Downstream App: Solar Wind
Data Module
- class sdofmv2.tasks.solar_wind.datamodule.SWDataset(*args: Any, **kwargs: Any)[source]
Bases:
SDOMLDatasetSolar Wind dataset for SDOML (Solar Dynamics Observatory Machine Learning).
This class extends the base SDOMLDataset to handle solar wind-specific features, including radial and latitudinal/longitudinal parameters. It supports temporal filtering by year/month, class-based undersampling for training sets, and automated column index mapping for coordinate features.
- Parameters:
aligndata (pd.DataFrame) – DataFrame containing aligned timestamps, input data paths, and target labels.
hmi_data (zarr.Group) – SDO/HMI (magnetic field) data source.
aia_data (zarr.Group) – SDO/AIA (extreme ultraviolet) data source.
eve_data (zarr.Group) – SDO/EVE (irradiance) data source.
components (list[str]) – List of HMI magnetic field components to include.
wavelengths (list[int]) – List of AIA wavelengths (e.g., 171, 193) to include.
ions (list[str]) – List of EVE ions or spectral lines to include.
freq (str) – Data cadence string (e.g., ‘12min’ or ‘1h’).
months (list[int]) – List of months (1-12) to include in this data split.

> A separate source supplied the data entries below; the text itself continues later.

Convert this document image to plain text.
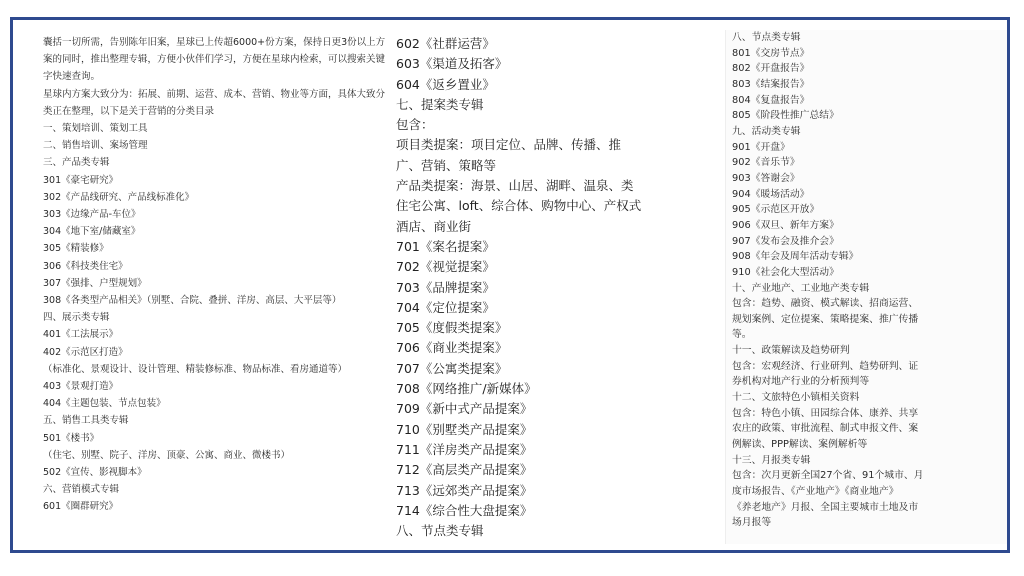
囊括一切所需，告别陈年旧案，星球已上传超6000+份方案，保持日更3份以上方
案的同时，推出整理专辑，方便小伙伴们学习，方便在星球内检索，可以搜索关键
字快速查询。
星球内方案大致分为：拓展、前期、运营、成本、营销、物业等方面，具体大致分
类正在整理，以下是关于营销的分类目录
一、策划培训、策划工具
二、销售培训、案场管理
三、产品类专辑
301《豪宅研究》
302《产品线研究、产品线标准化》
303《边缘产品-车位》
304《地下室/储藏室》
305《精装修》
306《科技类住宅》
307《强排、户型规划》
308《各类型产品相关》（别墅、合院、叠拼、洋房、高层、大平层等）
四、展示类专辑
401《工法展示》
402《示范区打造》
（标准化、景观设计、设计管理、精装修标准、物品标准、看房通道等）
403《景观打造》
404《主题包装、节点包装》
五、销售工具类专辑
501《楼书》
（住宅、别墅、院子、洋房、顶豪、公寓、商业、微楼书）
502《宣传、影视脚本》
六、营销模式专辑
601《圈群研究》
602《社群运营》
603《渠道及拓客》
604《返乡置业》
七、提案类专辑
包含：
项目类提案：项目定位、品牌、传播、推
广、营销、策略等
产品类提案：海景、山居、湖畔、温泉、类
住宅公寓、loft、综合体、购物中心、产权式
酒店、商业街
701《案名提案》
702《视觉提案》
703《品牌提案》
704《定位提案》
705《度假类提案》
706《商业类提案》
707《公寓类提案》
708《网络推广/新媒体》
709《新中式产品提案》
710《别墅类产品提案》
711《洋房类产品提案》
712《高层类产品提案》
713《远郊类产品提案》
714《综合性大盘提案》
八、节点类专辑
八、节点类专辑
801《交房节点》
802《开盘报告》
803《结案报告》
804《复盘报告》
805《阶段性推广总结》
九、活动类专辑
901《开盘》
902《音乐节》
903《答谢会》
904《暖场活动》
905《示范区开放》
906《双旦、新年方案》
907《发布会及推介会》
908《年会及周年活动专辑》
910《社会化大型活动》
十、产业地产、工业地产类专辑
包含：趋势、融资、模式解读、招商运营、
规划案例、定位提案、策略提案、推广传播
等。
十一、政策解读及趋势研判
包含：宏观经济、行业研判、趋势研判、证
券机构对地产行业的分析预判等
十二、文旅特色小镇相关资料
包含：特色小镇、田园综合体、康养、共享
农庄的政策、审批流程、制式申报文件、案
例解读、PPP解读、案例解析等
十三、月报类专辑
包含：次月更新全国27个省、91个城市、月
度市场报告、《产业地产》《商业地产》
《养老地产》月报、全国主要城市土地及市
场月报等
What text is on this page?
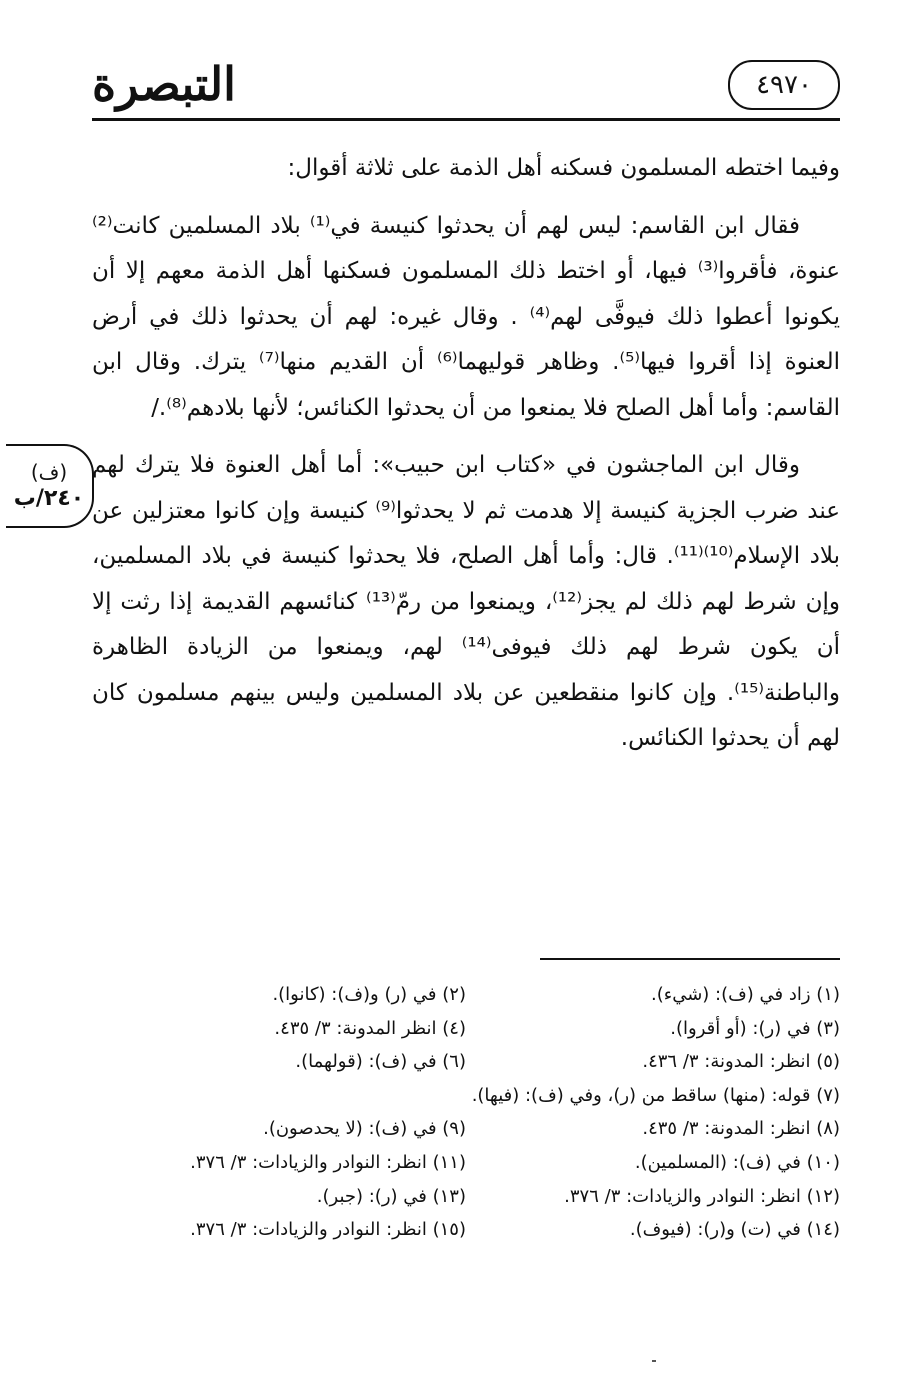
التبصرة	٤٩٧٠

وفيما اختطه المسلمون فسكنه أهل الذمة على ثلاثة أقوال:

فقال ابن القاسم: ليس لهم أن يحدثوا كنيسة في⁽¹⁾ بلاد المسلمين كانت⁽²⁾ عنوة، فأقروا⁽³⁾ فيها، أو اختط ذلك المسلمون فسكنها أهل الذمة معهم إلا أن يكونوا أعطوا ذلك فيوفَّى لهم⁽⁴⁾ . وقال غيره: لهم أن يحدثوا ذلك في أرض العنوة إذا أقروا فيها⁽⁵⁾. وظاهر قوليهما⁽⁶⁾ أن القديم منها⁽⁷⁾ يترك. وقال ابن القاسم: وأما أهل الصلح فلا يمنعوا من أن يحدثوا الكنائس؛ لأنها بلادهم⁽⁸⁾./

وقال ابن الماجشون في «كتاب ابن حبيب»: أما أهل العنوة فلا يترك لهم عند ضرب الجزية كنيسة إلا هدمت ثم لا يحدثوا⁽⁹⁾ كنيسة وإن كانوا معتزلين عن بلاد الإسلام⁽¹⁰⁾⁽¹¹⁾. قال: وأما أهل الصلح، فلا يحدثوا كنيسة في بلاد المسلمين، وإن شرط لهم ذلك لم يجز⁽¹²⁾، ويمنعوا من رمّ⁽¹³⁾ كنائسهم القديمة إذا رثت إلا أن يكون شرط لهم ذلك فيوفى⁽¹⁴⁾ لهم، ويمنعوا من الزيادة الظاهرة والباطنة⁽¹⁵⁾. وإن كانوا منقطعين عن بلاد المسلمين وليس بينهم مسلمون كان لهم أن يحدثوا الكنائس.

(ف)
٢٤٠/ب
(١) زاد في (ف): (شيء).
(٢) في (ر) و(ف): (كانوا).
(٣) في (ر): (أو أقروا).
(٤) انظر المدونة: ٣/ ٤٣٥.
(٥) انظر: المدونة: ٣/ ٤٣٦.
(٦) في (ف): (قولهما).
(٧) قوله: (منها) ساقط من (ر)، وفي (ف): (فيها).
(٨) انظر: المدونة: ٣/ ٤٣٥.
(٩) في (ف): (لا يحدصون).
(١٠) في (ف): (المسلمين).
(١١) انظر: النوادر والزيادات: ٣/ ٣٧٦.
(١٢) انظر: النوادر والزيادات: ٣/ ٣٧٦.
(١٣) في (ر): (جبر).
(١٤) في (ت) و(ر): (فيوف).
(١٥) انظر: النوادر والزيادات: ٣/ ٣٧٦.
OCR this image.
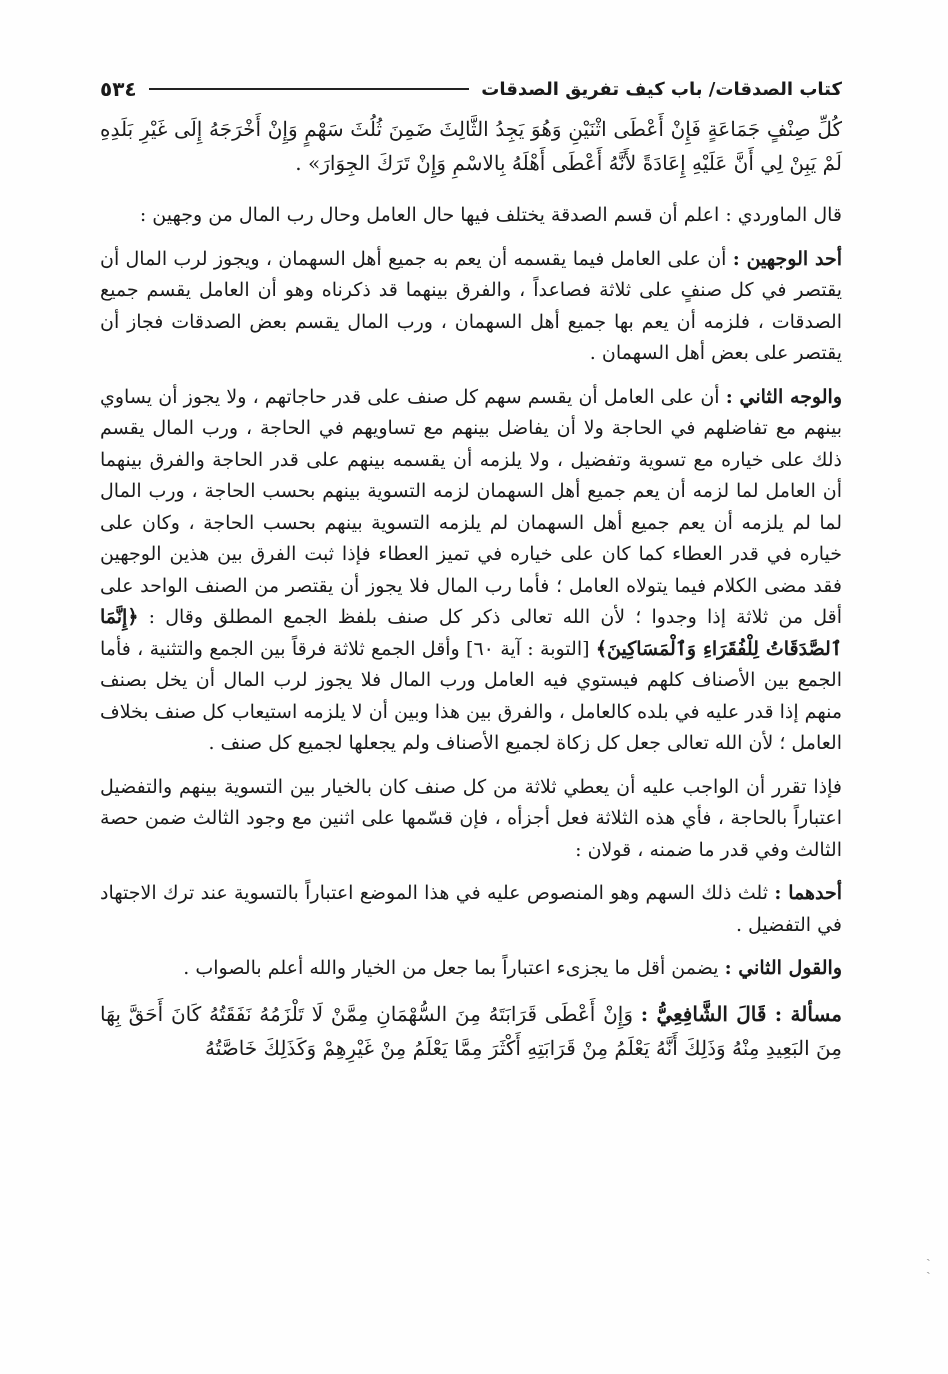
كتاب الصدقات/ باب كيف تفريق الصدقات
٥٣٤

كُلِّ صِنْفٍ جَمَاعَةٍ فَإِنْ أَعْطَى اثْنَيْنِ وَهُوَ يَجِدُ الثَّالِثَ ضَمِنَ ثُلُثَ سَهْمٍ وَإِنْ أَخْرَجَهُ إِلَى غَيْرِ بَلَدِهِ لَمْ يَبِنْ لِي أَنَّ عَلَيْهِ إِعَادَةً لأَنَّهُ أَعْطَى أَهْلَهُ بِالاسْمِ وَإِنْ تَرَكَ الجِوَارَ» .

قال الماوردي : اعلم أن قسم الصدقة يختلف فيها حال العامل وحال رب المال من وجهين :

أحد الوجهين : أن على العامل فيما يقسمه أن يعم به جميع أهل السهمان ، ويجوز لرب المال أن يقتصر في كل صنفٍ على ثلاثة فصاعداً ، والفرق بينهما قد ذكرناه وهو أن العامل يقسم جميع الصدقات ، فلزمه أن يعم بها جميع أهل السهمان ، ورب المال يقسم بعض الصدقات فجاز أن يقتصر على بعض أهل السهمان .

والوجه الثاني : أن على العامل أن يقسم سهم كل صنف على قدر حاجاتهم ، ولا يجوز أن يساوي بينهم مع تفاضلهم في الحاجة ولا أن يفاضل بينهم مع تساويهم في الحاجة ، ورب المال يقسم ذلك على خياره مع تسوية وتفضيل ، ولا يلزمه أن يقسمه بينهم على قدر الحاجة والفرق بينهما أن العامل لما لزمه أن يعم جميع أهل السهمان لزمه التسوية بينهم بحسب الحاجة ، ورب المال لما لم يلزمه أن يعم جميع أهل السهمان لم يلزمه التسوية بينهم بحسب الحاجة ، وكان على خياره في قدر العطاء كما كان على خياره في تميز العطاء فإذا ثبت الفرق بين هذين الوجهين فقد مضى الكلام فيما يتولاه العامل ؛ فأما رب المال فلا يجوز أن يقتصر من الصنف الواحد على أقل من ثلاثة إذا وجدوا ؛ لأن الله تعالى ذكر كل صنف بلفظ الجمع المطلق وقال : ﴿إِنَّمَا ٱلصَّدَقَاتُ لِلْفُقَرَاءِ وَٱلْمَسَاكِينَ﴾ [التوبة : آية ٦٠] وأقل الجمع ثلاثة فرقاً بين الجمع والتثنية ، فأما الجمع بين الأصناف كلهم فيستوي فيه العامل ورب المال فلا يجوز لرب المال أن يخل بصنف منهم إذا قدر عليه في بلده كالعامل ، والفرق بين هذا وبين أن لا يلزمه استيعاب كل صنف بخلاف العامل ؛ لأن الله تعالى جعل كل زكاة لجميع الأصناف ولم يجعلها لجميع كل صنف .

فإذا تقرر أن الواجب عليه أن يعطي ثلاثة من كل صنف كان بالخيار بين التسوية بينهم والتفضيل اعتباراً بالحاجة ، فأي هذه الثلاثة فعل أجزأه ، فإن قسّمها على اثنين مع وجود الثالث ضمن حصة الثالث وفي قدر ما ضمنه ، قولان :

أحدهما : ثلث ذلك السهم وهو المنصوص عليه في هذا الموضع اعتباراً بالتسوية عند ترك الاجتهاد في التفضيل .

والقول الثاني : يضمن أقل ما يجزىء اعتباراً بما جعل من الخيار والله أعلم بالصواب .

مسألة : قَالَ الشَّافِعِيُّ : وَإِنْ أَعْطَى قَرَابَتَهُ مِنَ السُّهْمَانِ مِمَّنْ لَا تَلْزَمُهُ نَفَقَتُهُ كَانَ أَحَقَّ بِهَا مِنَ البَعِيدِ مِنْهُ وَذَلِكَ أَنَّهُ يَعْلَمُ مِنْ قَرَابَتِهِ أَكْثَرَ مِمَّا يَعْلَمُ مِنْ غَيْرِهِمْ وَكَذَلِكَ خَاصَّتُهُ

ˏ
ˎ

years (list[int]) – List of years (e.g., 2010-2018) to include in this data split.
mask (torch.Tensor, optional) – A precomputed spatial mask to be applied to the AIA and HMI image data. Defaults to None.
num_frames (int) – Number of consecutive temporal frames per sample. Defaults to 1.
drop_frame_dim (bool) – If True, removes the temporal dimension (F) for single-frame samples. Defaults to False.
min_date (str, optional) – Minimum timestamp boundary for filtering data.
max_date (str, optional) – Maximum timestamp boundary for filtering data.
get_header (bool) – Whether to retrieve and return FITS headers with the data. Defaults to False.
normalization (dict) – Mapping of instrument keys to their respective normalization methods.
normalization_stat (dict) – Precomputed statistics (e.g., mean and standard deviation) used for data scaling.
label_type (str) – The column name in
aligndataused as the prediction target.radial_parameters (list[str], optional) – Column names representing radial distance features.
latlon_parameters (list[str], optional) – Column names representing spatial coordinates (latitude/longitude).
sampling_ratio (list[float], optional) – Fractions used to undersample specific classes (only applied when
datasplitis “train”).random_state (int, optional) – Seed for the random number generator to ensure reproducible undersampling.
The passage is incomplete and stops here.